When the court understands the Constitution as instituting limited government--through its specification of both enumerated powers and enumerated and unenumerated rights--most political questions are answered in the negative. Thus when someone complains that “we” haven’t the authority to do something, or that doing so violates rights, the court has to take those complaints seriously. That’s what it means to live in a constitutional democracy.

For better than a century, that juridical mind-set served an extraordinarily useful function. It kept government limited. We didn’t seek public solutions to private problems, because when we did, the court usually said no . That kept the political wrangling that inevitably goes with public solutions out of court. And that kept the court largely from being politicized.

All of that began to change with the Progressive Era. Modern liberals, forgetting their roots in limited government, started looking to the state to solve a host of “social” problems. Today, we hardly think twice about asking what “we” should do about day care, medical costs, auto imports--indeed, sexual harassment. At the turn of the century, those kinds of questions were novel. And when they arose, the court was still there, saying no .

With the New Deal, however, the pressure to turn the Constitution on its head--to find unenumerated powers restrained only by enumerated rights--grew until even the judiciary succumbed. Once the judicial floodgates were opened, public law poured through. Thus everything today is a political question. Everything, sooner or later, is a judicial question. And every court in the land is politicized.

When Senate Democrats ask for a nominee who will not “politicize” the court, therefore, they are asking for someone who will allow this process to continue.

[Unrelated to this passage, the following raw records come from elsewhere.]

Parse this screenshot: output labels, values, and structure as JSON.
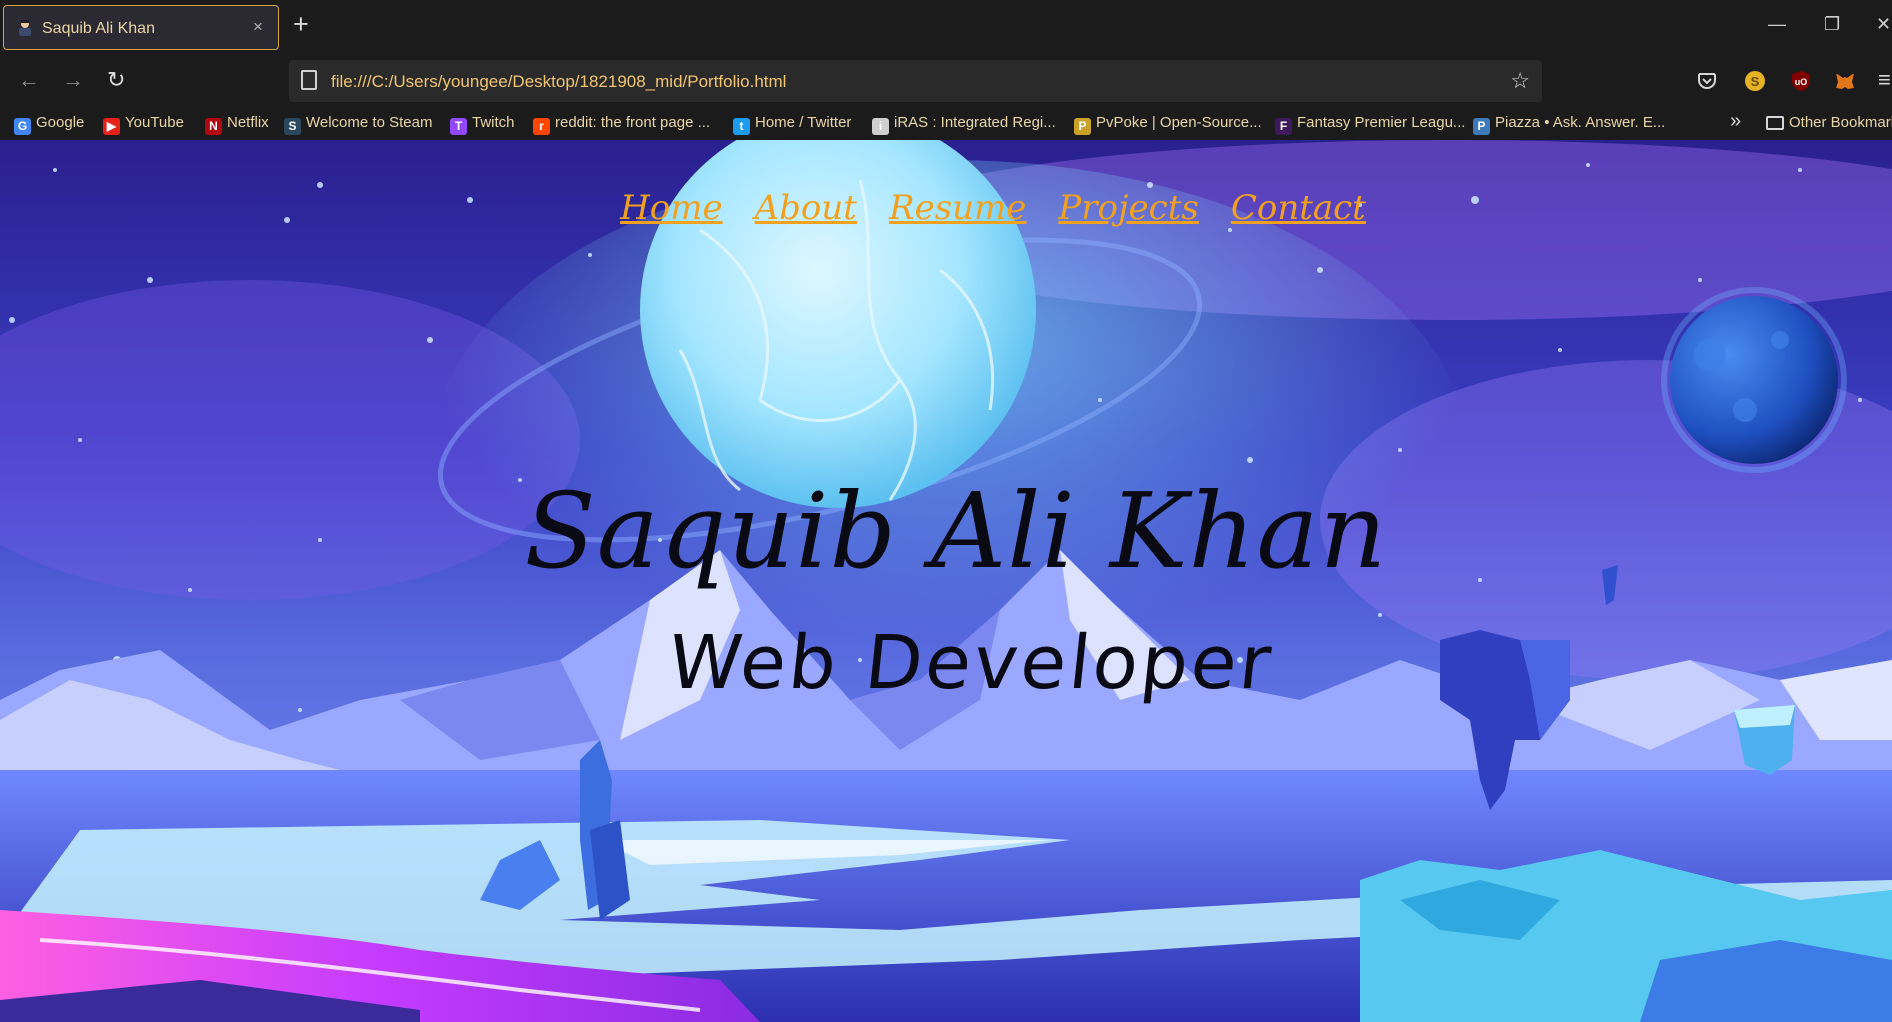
{
  "browser": {
    "tab": {
      "title": "Saquib Ali Khan",
      "close": "×"
    },
    "new_tab": "+",
    "window": {
      "minimize": "—",
      "restore": "❐",
      "close": "✕"
    },
    "nav": {
      "back": "←",
      "forward": "→",
      "reload": "↻"
    },
    "url": "file:///C:/Users/youngee/Desktop/1821908_mid/Portfolio.html",
    "bookmark_star": "☆",
    "bookmarks": [
      {
        "label": "Google",
        "icon": "google-icon",
        "color": "#4285f4",
        "glyph": "G"
      },
      {
        "label": "YouTube",
        "icon": "youtube-icon",
        "color": "#e62117",
        "glyph": "▶"
      },
      {
        "label": "Netflix",
        "icon": "netflix-icon",
        "color": "#b20710",
        "glyph": "N"
      },
      {
        "label": "Welcome to Steam",
        "icon": "steam-icon",
        "color": "#2a475e",
        "glyph": "S"
      },
      {
        "label": "Twitch",
        "icon": "twitch-icon",
        "color": "#9146ff",
        "glyph": "T"
      },
      {
        "label": "reddit: the front page ...",
        "icon": "reddit-icon",
        "color": "#ff4500",
        "glyph": "r"
      },
      {
        "label": "Home / Twitter",
        "icon": "twitter-icon",
        "color": "#1d9bf0",
        "glyph": "t"
      },
      {
        "label": "iRAS : Integrated Regi...",
        "icon": "iras-icon",
        "color": "#cfcfcf",
        "glyph": "i"
      },
      {
        "label": "PvPoke | Open-Source...",
        "icon": "pvpoke-icon",
        "color": "#c9a227",
        "glyph": "P"
      },
      {
        "label": "Fantasy Premier Leagu...",
        "icon": "premier-league-icon",
        "color": "#3d195b",
        "glyph": "F"
      },
      {
        "label": "Piazza • Ask. Answer. E...",
        "icon": "piazza-icon",
        "color": "#3e7ab9",
        "glyph": "P"
      }
    ],
    "bookmarks_overflow": "»",
    "other_bookmarks": "Other Bookmarks"
  },
  "site": {
    "nav": [
      "Home",
      "About",
      "Resume",
      "Projects",
      "Contact"
    ],
    "name": "Saquib Ali Khan",
    "role": "Web Developer",
    "accent_color": "#f2a11f"
  }
}
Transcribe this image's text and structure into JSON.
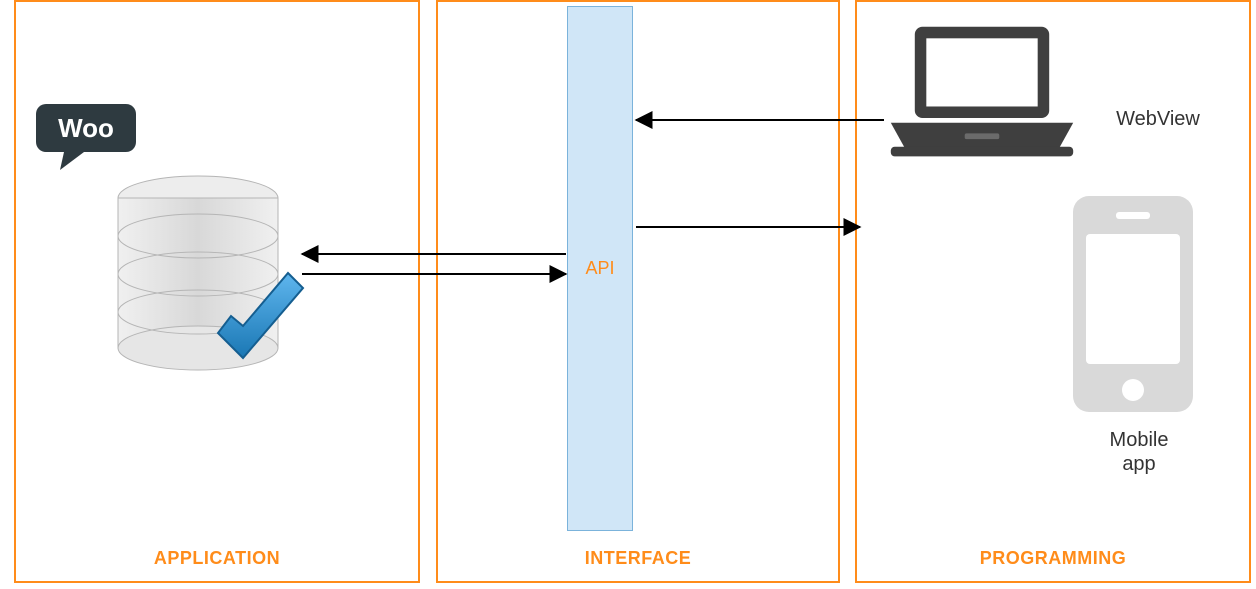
{
  "panels": {
    "application": {
      "label": "APPLICATION"
    },
    "interface": {
      "label": "INTERFACE"
    },
    "programming": {
      "label": "PROGRAMMING"
    }
  },
  "api_label": "API",
  "woo_label": "Woo",
  "devices": {
    "webview": "WebView",
    "mobile_line1": "Mobile",
    "mobile_line2": "app"
  },
  "colors": {
    "accent": "#FF8C1A",
    "api_fill": "#D0E6F7",
    "api_stroke": "#7BB3DB",
    "dark": "#3F3F3F",
    "light_grey": "#D9D9D9",
    "check_blue": "#2A8FD1"
  }
}
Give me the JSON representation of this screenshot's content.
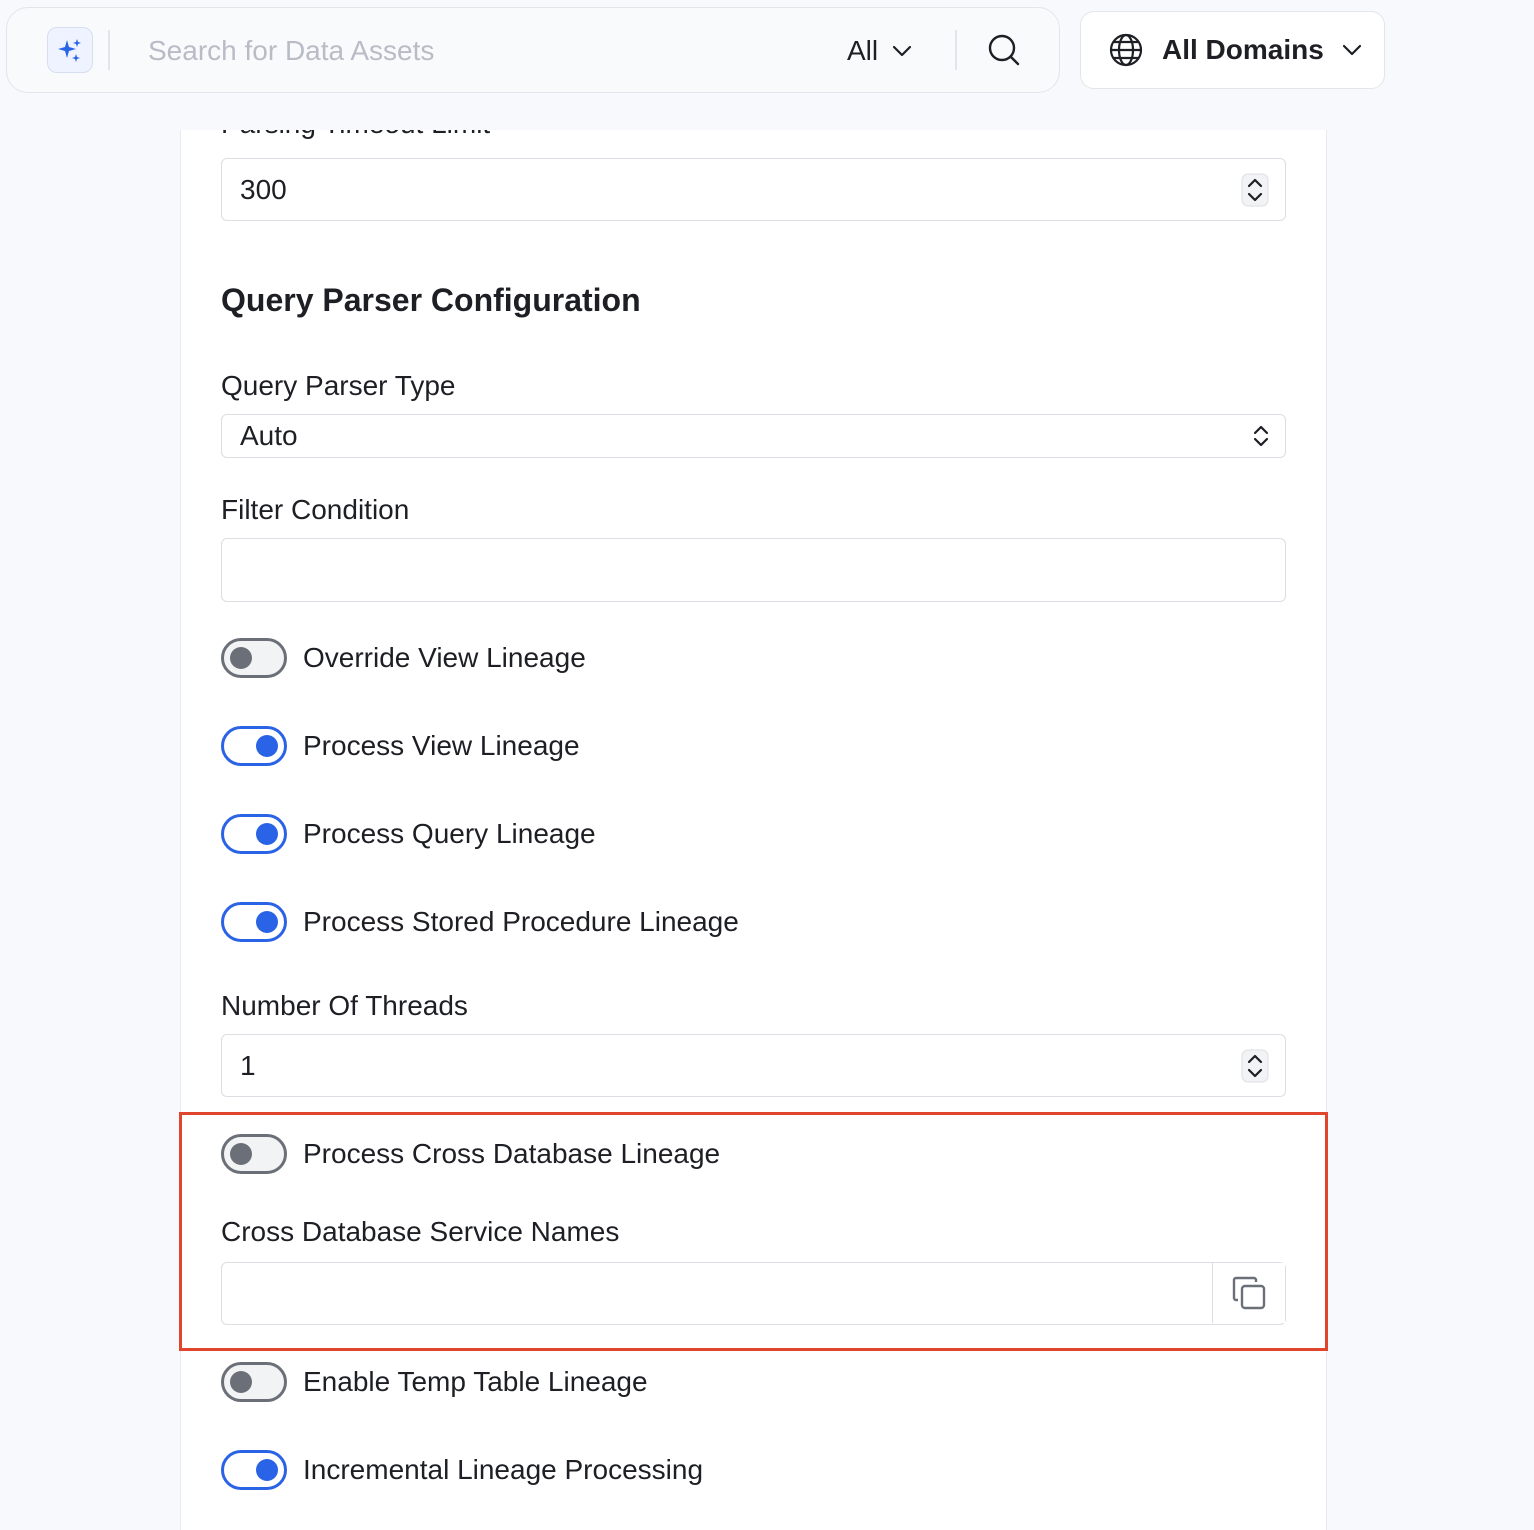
{
  "topbar": {
    "search_placeholder": "Search for Data Assets",
    "scope_label": "All",
    "domains_label": "All Domains",
    "accent_color": "#2b63e6"
  },
  "form": {
    "parsing_timeout_label": "Parsing Timeout Limit",
    "parsing_timeout_value": "300",
    "section_title": "Query Parser Configuration",
    "query_parser_type_label": "Query Parser Type",
    "query_parser_type_value": "Auto",
    "filter_condition_label": "Filter Condition",
    "filter_condition_value": "",
    "toggles": [
      {
        "label": "Override View Lineage",
        "on": false
      },
      {
        "label": "Process View Lineage",
        "on": true
      },
      {
        "label": "Process Query Lineage",
        "on": true
      },
      {
        "label": "Process Stored Procedure Lineage",
        "on": true
      }
    ],
    "threads_label": "Number Of Threads",
    "threads_value": "1",
    "cross_db_toggle": {
      "label": "Process Cross Database Lineage",
      "on": false
    },
    "cross_db_service_names_label": "Cross Database Service Names",
    "cross_db_service_names_value": "",
    "temp_table_toggle": {
      "label": "Enable Temp Table Lineage",
      "on": false
    },
    "incremental_toggle": {
      "label": "Incremental Lineage Processing",
      "on": true
    }
  },
  "highlight_color": "#e0452e"
}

That was what Sen. Joseph R. Biden Jr. meant when he told Judge Thomas that we cannot afford to compensate property owners for all the regulations we impose--that we cannot afford to enforce the Fifth Amendment. It seems not to have occurred to the good senator that, equity aside, it was precisely to restrain the growth of government that the Founders wrote the Fifth Amendment to begin with.

In the end, there are only two questions before us: Shall we have more government or less? Shall we pursue political solutions to the problems of life or private solutions?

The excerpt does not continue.